The month of May is named after Maia, the Roman goddess of growth (her name was thought to be related to the Latin word maior, “larger, greater”, and comes possibly from Proto-Indo-European *magya, “she who is great”). Words based on the same root are shown on red background on the map below:
Ukrainian and Belarusian tráven’ are derived from a Slavic word for “grass”. They are both related to Croatian travanj which, however, means “April”, not “May”. Czech květen is derived from květ, “flower, blossom” (and, to make matters worse, the same word in Polish and Ukrainian means “April”). Croatian svibanj is named after sviba, “dogwood”, which is a type of tree blossoming in May. In Lithuanian, gegužė is a cuckoo bird.

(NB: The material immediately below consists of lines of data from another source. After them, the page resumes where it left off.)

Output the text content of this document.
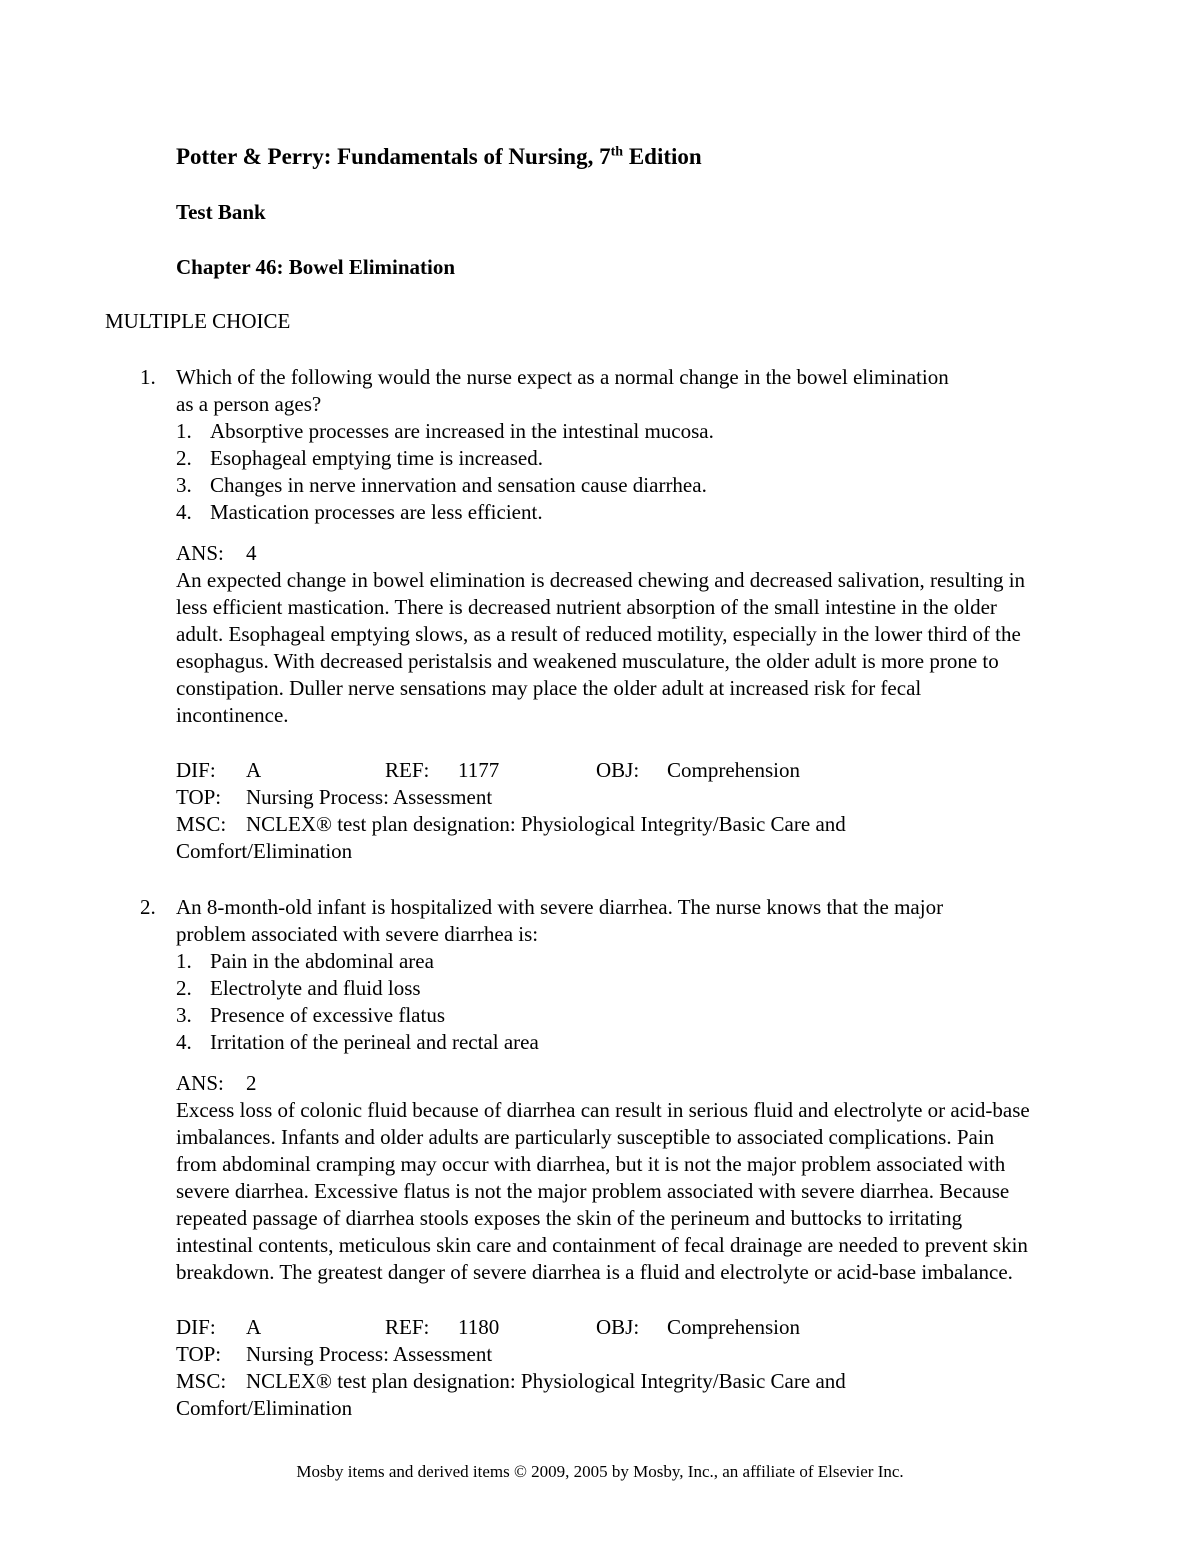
Potter & Perry: Fundamentals of Nursing, 7th Edition
Test Bank
Chapter 46: Bowel Elimination
MULTIPLE CHOICE
1. Which of the following would the nurse expect as a normal change in the bowel elimination as a person ages?
1. Absorptive processes are increased in the intestinal mucosa.
2. Esophageal emptying time is increased.
3. Changes in nerve innervation and sensation cause diarrhea.
4. Mastication processes are less efficient.
ANS: 4
An expected change in bowel elimination is decreased chewing and decreased salivation, resulting in less efficient mastication. There is decreased nutrient absorption of the small intestine in the older adult. Esophageal emptying slows, as a result of reduced motility, especially in the lower third of the esophagus. With decreased peristalsis and weakened musculature, the older adult is more prone to constipation. Duller nerve sensations may place the older adult at increased risk for fecal incontinence.
DIF: A	REF: 1177	OBJ: Comprehension
TOP: Nursing Process: Assessment
MSC: NCLEX® test plan designation: Physiological Integrity/Basic Care and
Comfort/Elimination
2. An 8-month-old infant is hospitalized with severe diarrhea. The nurse knows that the major problem associated with severe diarrhea is:
1. Pain in the abdominal area
2. Electrolyte and fluid loss
3. Presence of excessive flatus
4. Irritation of the perineal and rectal area
ANS: 2
Excess loss of colonic fluid because of diarrhea can result in serious fluid and electrolyte or acid-base imbalances. Infants and older adults are particularly susceptible to associated complications. Pain from abdominal cramping may occur with diarrhea, but it is not the major problem associated with severe diarrhea. Excessive flatus is not the major problem associated with severe diarrhea. Because repeated passage of diarrhea stools exposes the skin of the perineum and buttocks to irritating intestinal contents, meticulous skin care and containment of fecal drainage are needed to prevent skin breakdown. The greatest danger of severe diarrhea is a fluid and electrolyte or acid-base imbalance.
DIF: A	REF: 1180	OBJ: Comprehension
TOP: Nursing Process: Assessment
MSC: NCLEX® test plan designation: Physiological Integrity/Basic Care and
Comfort/Elimination
Mosby items and derived items © 2009, 2005 by Mosby, Inc., an affiliate of Elsevier Inc.
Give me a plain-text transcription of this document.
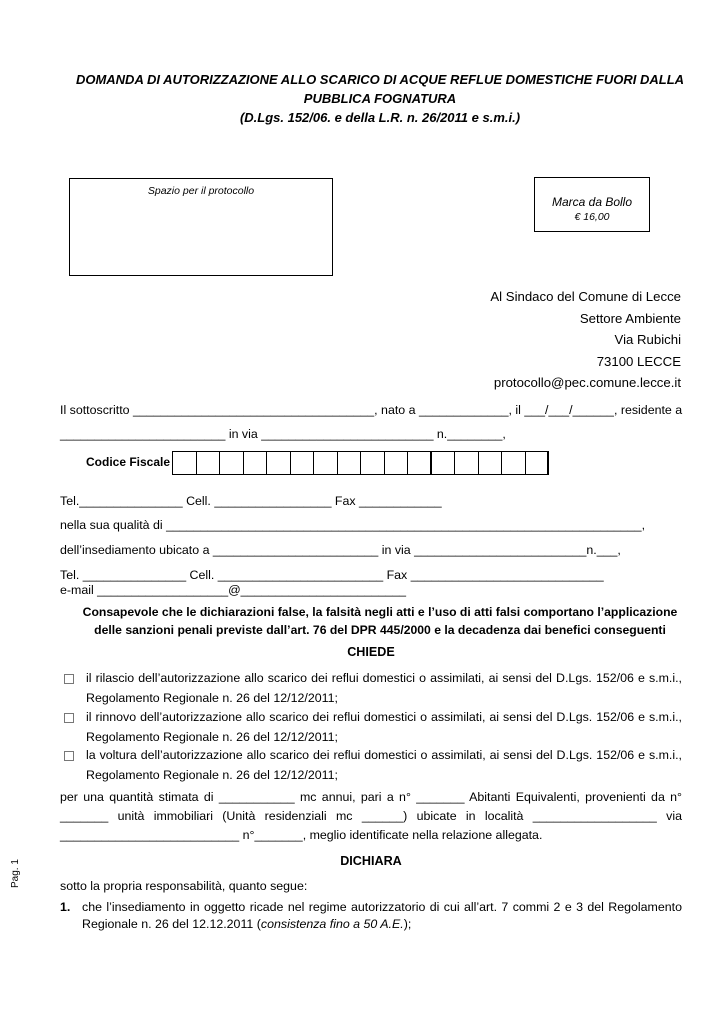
DOMANDA DI AUTORIZZAZIONE ALLO SCARICO DI ACQUE REFLUE DOMESTICHE FUORI DALLA
PUBBLICA FOGNATURA
(D.Lgs. 152/06. e della L.R. n. 26/2011 e s.m.i.)
Spazio per il protocollo
Marca da Bollo
€ 16,00
Al Sindaco del Comune di Lecce
Settore Ambiente
Via Rubichi
73100 LECCE
protocollo@pec.comune.lecce.it
Il sottoscritto ___________________________________, nato a _____________, il ___/___/______, residente a
________________________ in via _________________________ n.________,
Codice Fiscale
Tel._______________ Cell. _________________ Fax ____________
nella sua qualità di _____________________________________________________________________,
dell’insediamento ubicato a ________________________ in via _________________________n.___,
Tel. _______________ Cell. ________________________ Fax ____________________________
e-mail ___________________@________________________
Consapevole che le dichiarazioni false, la falsità negli atti e l’uso di atti falsi comportano l’applicazione
delle sanzioni penali previste dall’art. 76 del DPR 445/2000 e la decadenza dai benefici conseguenti
CHIEDE
il rilascio dell’autorizzazione allo scarico dei reflui domestici o assimilati, ai sensi del D.Lgs. 152/06 e s.m.i.,
Regolamento Regionale n. 26 del 12/12/2011;
il rinnovo dell’autorizzazione allo scarico dei reflui domestici o assimilati, ai sensi del D.Lgs. 152/06 e s.m.i.,
Regolamento Regionale n. 26 del 12/12/2011;
la voltura dell’autorizzazione allo scarico dei reflui domestici o assimilati, ai sensi del D.Lgs. 152/06 e s.m.i.,
Regolamento Regionale n. 26 del 12/12/2011;
per una quantità stimata di ___________ mc annui, pari a n° _______ Abitanti Equivalenti, provenienti da n°
_______ unità immobiliari (Unità residenziali mc ______) ubicate in località __________________ via
__________________________ n°_______, meglio identificate nella relazione allegata.
DICHIARA
sotto la propria responsabilità, quanto segue:
1. che l’insediamento in oggetto ricade nel regime autorizzatorio di cui all’art. 7 commi 2 e 3 del Regolamento
Regionale n. 26 del 12.12.2011 (consistenza fino a 50 A.E.);
Pag. 1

Finnish toukokuu means “sowing month”. Võro lehekuu means “leaf month”. Miessemánnu in Northern Sami means “Reindeer Calf Month” (the same is likely true for several other Sami languages). Karelian oraskuu is a “sprouting month”. Veps semendku is probably derived from semen, “seed”.
Irish Bealtaine and Scottish Gaelic Cèitean both refer to a Celtic festival of Beltane. It is believed that the Irish version comes from Proto-Celtic *belo-te(p)niâ, “bright fire”, while the Scottish Gaelic version means “first month of summer”.